Editorial: Meals stamps are a wholesome discount

Among the numerous harebrained ideas in President Donald Trump’s budget proposal this week, one stands out as especially pernicious: a scheme that would slash an essential anti-poverty program and put fresh food further out of reach for 46 million low-income people, or one in seven Americans.

The Trump administration wants to cut the budget of the Supplemental Nutrition Assistance Program, popularly known as food stamps, by nearly 30 percent over a decade. It plans to accomplish this by giving low-income families boxes of pasta, cereal and other nonperishable foods, rather than giving them the full amount of their benefit on electronic cards, as the SNAP program works today. Those cards can be used at about 260,000 retail stores and farmers markets nationwide to buy a wide range of fresh and packaged food, allowing recipients to shop with their families’ preferences and dietary needs in mind.

The administration argues that its proposal, which also would make it harder for adults living without children or other dependents to benefit from the program if they aren’t employed, is ‘‘designed to improve nutrition and target benefits to those who need them, while ensuring careful stewardship of taxpayers’ money.’’

If Trump and his aides actually cared about improving nutrition and the lives of low-income Americans, they would be trying to put more money into SNAP, not less. The program has done a heroic job of reducing poverty and improving the lives of millions of people. Studies have found that the program’s beneficiaries are less likely to report not having enough to eat. They are also less likely to take sick days and are shown to spend less on health care compared with similar people who do not benefit from the program. Further, children who grow up in families enrolled in SNAP are more likely to graduate from high school and be economically self-sufficient as adults.

Right-wing ideologues in the Trump administration seem to consider SNAP a wasteful welfare program that needs to be brought to heel. In reality, the program is a relative bargain that provides fairly modest benefits to some of the poorest people in the country.

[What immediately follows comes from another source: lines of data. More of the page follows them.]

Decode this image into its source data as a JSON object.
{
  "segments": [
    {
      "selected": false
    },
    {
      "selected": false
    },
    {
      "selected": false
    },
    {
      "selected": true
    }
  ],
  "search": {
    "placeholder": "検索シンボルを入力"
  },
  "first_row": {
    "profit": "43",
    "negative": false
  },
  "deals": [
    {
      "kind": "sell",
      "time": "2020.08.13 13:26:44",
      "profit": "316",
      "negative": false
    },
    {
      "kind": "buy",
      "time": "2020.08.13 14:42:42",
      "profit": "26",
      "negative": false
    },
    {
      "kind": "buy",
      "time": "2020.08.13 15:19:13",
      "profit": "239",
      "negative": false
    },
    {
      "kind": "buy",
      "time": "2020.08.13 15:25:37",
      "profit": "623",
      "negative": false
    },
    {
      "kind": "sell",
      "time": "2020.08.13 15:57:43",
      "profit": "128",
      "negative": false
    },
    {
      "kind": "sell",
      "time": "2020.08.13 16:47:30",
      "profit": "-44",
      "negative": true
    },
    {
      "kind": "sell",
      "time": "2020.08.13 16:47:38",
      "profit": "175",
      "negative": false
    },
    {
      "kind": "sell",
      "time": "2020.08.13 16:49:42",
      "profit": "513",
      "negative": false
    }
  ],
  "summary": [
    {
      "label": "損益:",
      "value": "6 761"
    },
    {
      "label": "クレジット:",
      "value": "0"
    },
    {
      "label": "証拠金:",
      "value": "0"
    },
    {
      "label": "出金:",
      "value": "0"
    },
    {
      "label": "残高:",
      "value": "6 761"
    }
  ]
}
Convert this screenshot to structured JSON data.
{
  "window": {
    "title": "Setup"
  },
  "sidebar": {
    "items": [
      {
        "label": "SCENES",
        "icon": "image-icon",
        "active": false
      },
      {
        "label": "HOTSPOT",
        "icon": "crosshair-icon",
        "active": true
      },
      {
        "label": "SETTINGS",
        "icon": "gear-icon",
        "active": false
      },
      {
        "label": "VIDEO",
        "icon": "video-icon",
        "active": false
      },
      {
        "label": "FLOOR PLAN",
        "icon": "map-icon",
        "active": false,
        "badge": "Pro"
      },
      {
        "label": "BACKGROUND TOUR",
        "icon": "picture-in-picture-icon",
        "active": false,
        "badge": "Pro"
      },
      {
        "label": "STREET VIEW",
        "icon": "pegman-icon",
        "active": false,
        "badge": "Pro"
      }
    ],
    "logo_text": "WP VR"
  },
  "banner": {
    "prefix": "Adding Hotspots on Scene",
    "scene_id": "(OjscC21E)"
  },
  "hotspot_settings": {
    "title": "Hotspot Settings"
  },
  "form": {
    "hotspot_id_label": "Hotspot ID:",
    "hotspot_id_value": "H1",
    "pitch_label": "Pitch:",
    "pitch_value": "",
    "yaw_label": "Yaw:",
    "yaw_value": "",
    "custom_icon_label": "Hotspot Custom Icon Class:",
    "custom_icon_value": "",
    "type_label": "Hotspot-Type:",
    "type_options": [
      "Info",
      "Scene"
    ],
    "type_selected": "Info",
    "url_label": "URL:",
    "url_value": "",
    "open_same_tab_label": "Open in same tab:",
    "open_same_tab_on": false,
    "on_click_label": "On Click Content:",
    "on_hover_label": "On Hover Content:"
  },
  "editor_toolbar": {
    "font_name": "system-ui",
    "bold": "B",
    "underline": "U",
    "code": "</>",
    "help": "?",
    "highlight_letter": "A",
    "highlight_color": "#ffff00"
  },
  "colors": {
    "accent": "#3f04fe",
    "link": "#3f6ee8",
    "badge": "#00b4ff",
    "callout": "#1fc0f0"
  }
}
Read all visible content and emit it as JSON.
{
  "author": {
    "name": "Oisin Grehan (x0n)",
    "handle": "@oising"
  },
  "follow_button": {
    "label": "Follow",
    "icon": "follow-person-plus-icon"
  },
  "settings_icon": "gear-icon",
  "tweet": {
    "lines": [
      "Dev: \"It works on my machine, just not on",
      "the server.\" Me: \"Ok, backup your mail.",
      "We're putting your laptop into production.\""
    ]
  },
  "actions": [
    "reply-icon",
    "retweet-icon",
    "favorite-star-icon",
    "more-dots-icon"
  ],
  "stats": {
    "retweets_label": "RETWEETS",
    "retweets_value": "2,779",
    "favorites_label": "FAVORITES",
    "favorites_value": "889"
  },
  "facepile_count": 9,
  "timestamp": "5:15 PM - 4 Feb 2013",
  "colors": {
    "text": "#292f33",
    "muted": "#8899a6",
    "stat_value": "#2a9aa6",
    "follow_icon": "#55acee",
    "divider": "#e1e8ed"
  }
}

The government spent about $70 billion on SNAP in 2017, less than 2 percent of the $4 trillion federal budget. The average beneficiary gets $126 a month. The people who are helped by the program tend to have very low incomes, are retired or have disabilities. A family of three generally has to earn less than $26,600 a year to qualify.

Trump’s proposal for slashing SNAP and introducing food boxes comes just as Congress is working on a new farm bill, which lawmakers have to pass before the end of September, when authorizations for food stamps and other agricultural programs are scheduled to end. Several Republican lawmakers have said they are unlikely to get on board with the administration’s retrograde ideas. That’s good. But given how far members of Congress have gone to do Trump’s bidding in the past year, it won’t be a complete relief until lawmakers vote to keep the program going without cuts.